Chest X-Rays May Increase Risk of Breast Cancer
Women with inherited mutations are more likely to develop cancer if exposed to X-rays
WEDNESDAY, June 28 (HealthDay News) -- Women with inherited mutations in the BRCA1 or BRCA2 genes may be at greater risk of developing breast cancer after exposure to chest X-rays compared with BRCA1/BRCA2 carriers who aren't exposed to X-rays, according to a report published online June 26 in the Journal of Clinical Oncology.
David E. Goldgar, Ph.D., of the University of Utah School of Medicine in Salt Lake City, and colleagues analyzed data from a questionnaire sent to 1,601 women with inherited BRCA1 or BRCA2 mutations about their exposure to chest X-rays.
The researchers found that any exposure to chest X-rays increased the women's risk of developing breast cancer (hazard ratio 1.54).
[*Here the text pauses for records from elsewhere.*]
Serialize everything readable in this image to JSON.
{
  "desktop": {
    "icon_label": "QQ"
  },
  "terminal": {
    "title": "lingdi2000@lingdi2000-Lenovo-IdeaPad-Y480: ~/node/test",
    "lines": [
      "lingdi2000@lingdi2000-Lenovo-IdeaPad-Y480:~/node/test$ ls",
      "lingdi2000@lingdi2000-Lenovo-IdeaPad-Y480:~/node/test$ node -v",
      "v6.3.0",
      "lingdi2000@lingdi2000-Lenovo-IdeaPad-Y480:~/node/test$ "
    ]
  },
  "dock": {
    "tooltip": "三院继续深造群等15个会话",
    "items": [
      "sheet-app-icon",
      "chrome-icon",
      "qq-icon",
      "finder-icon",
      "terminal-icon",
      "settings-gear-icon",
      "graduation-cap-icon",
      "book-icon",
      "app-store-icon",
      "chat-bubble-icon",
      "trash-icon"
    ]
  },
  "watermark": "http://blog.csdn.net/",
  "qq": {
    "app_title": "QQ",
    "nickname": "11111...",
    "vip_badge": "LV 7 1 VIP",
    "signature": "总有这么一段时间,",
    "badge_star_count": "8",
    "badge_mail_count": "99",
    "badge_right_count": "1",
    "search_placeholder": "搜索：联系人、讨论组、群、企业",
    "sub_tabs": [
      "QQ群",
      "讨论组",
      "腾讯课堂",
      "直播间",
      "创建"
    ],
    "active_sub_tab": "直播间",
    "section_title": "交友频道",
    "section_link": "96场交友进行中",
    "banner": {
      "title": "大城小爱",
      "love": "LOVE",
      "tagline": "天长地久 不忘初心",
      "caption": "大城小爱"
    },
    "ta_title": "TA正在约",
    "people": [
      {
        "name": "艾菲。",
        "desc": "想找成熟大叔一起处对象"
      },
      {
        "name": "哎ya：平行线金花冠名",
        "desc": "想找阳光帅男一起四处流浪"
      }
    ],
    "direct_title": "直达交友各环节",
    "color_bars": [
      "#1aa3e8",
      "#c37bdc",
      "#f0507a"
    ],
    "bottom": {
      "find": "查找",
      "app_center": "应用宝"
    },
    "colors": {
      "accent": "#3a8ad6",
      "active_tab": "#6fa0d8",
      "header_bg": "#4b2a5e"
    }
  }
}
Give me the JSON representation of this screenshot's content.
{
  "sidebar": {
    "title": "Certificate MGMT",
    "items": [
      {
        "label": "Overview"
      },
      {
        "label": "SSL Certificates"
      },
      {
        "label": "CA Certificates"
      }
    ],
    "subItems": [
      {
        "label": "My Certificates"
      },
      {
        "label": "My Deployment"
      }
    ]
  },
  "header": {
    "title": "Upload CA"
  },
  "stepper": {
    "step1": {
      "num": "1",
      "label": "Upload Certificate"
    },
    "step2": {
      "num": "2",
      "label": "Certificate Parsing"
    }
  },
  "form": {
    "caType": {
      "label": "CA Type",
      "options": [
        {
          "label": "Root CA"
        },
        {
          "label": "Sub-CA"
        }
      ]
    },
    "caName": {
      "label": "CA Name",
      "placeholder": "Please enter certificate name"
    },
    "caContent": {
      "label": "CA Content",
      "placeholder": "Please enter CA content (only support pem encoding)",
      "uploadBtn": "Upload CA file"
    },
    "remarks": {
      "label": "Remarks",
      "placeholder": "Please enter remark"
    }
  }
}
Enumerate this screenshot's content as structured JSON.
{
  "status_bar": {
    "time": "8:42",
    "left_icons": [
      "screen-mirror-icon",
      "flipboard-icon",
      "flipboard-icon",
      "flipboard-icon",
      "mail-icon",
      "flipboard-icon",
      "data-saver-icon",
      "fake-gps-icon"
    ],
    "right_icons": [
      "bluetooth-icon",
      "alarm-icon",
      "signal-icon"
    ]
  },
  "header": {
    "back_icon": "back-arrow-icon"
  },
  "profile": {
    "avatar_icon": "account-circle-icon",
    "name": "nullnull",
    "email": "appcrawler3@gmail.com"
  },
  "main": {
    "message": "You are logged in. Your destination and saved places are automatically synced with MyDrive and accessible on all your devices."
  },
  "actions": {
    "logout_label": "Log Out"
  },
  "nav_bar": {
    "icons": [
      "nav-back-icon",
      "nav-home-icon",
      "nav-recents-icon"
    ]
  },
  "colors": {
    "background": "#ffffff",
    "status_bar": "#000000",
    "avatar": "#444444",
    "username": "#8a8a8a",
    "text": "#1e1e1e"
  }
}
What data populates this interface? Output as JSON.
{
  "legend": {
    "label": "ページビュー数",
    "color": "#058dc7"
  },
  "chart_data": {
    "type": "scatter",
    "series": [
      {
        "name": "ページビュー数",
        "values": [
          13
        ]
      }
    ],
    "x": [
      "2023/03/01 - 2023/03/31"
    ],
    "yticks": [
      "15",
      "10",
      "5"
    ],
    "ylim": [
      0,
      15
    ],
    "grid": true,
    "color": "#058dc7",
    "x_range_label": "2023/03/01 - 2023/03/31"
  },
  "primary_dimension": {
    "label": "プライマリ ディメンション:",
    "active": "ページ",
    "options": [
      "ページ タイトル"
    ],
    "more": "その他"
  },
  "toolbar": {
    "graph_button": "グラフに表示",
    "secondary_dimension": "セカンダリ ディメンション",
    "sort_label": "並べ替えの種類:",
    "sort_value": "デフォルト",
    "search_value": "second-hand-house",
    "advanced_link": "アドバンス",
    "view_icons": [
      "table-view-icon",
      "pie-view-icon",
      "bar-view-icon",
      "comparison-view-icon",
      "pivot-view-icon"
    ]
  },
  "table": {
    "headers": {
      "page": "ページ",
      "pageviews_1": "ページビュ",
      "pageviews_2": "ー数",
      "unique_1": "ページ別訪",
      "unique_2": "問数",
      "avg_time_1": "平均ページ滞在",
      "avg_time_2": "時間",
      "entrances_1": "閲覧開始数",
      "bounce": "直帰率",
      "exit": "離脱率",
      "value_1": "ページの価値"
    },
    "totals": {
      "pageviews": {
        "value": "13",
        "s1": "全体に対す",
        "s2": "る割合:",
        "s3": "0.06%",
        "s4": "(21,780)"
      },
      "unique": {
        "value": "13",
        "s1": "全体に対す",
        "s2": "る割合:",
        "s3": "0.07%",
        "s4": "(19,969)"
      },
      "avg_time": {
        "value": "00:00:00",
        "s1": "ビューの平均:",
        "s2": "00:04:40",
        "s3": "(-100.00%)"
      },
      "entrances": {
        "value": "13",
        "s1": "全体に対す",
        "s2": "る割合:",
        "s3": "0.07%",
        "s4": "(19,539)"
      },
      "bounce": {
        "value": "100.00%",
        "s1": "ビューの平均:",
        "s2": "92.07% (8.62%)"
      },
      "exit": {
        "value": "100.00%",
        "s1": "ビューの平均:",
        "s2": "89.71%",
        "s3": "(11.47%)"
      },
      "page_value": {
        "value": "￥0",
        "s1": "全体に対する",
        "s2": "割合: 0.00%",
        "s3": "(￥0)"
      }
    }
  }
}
Particular groups of women were at higher risk, including those 40 years old or younger (HR, 1.97) and in women born after 1949 (HR, 2.56), especially if the exposure occurred only before the age of 20 years (HR, 4.64).
"In our series of BRCA carriers, we detected a relatively large effect on breast cancer risk with a level of radiation exposure that is at least an order of magnitude lower than in previously studied medical radiation-exposed cohorts," Goldgar and colleagues conclude. "Although part of this increase may be attributable to recall bias, the observed patterns of risk in terms of age at exposure and attained age are consistent with those found in previous studies."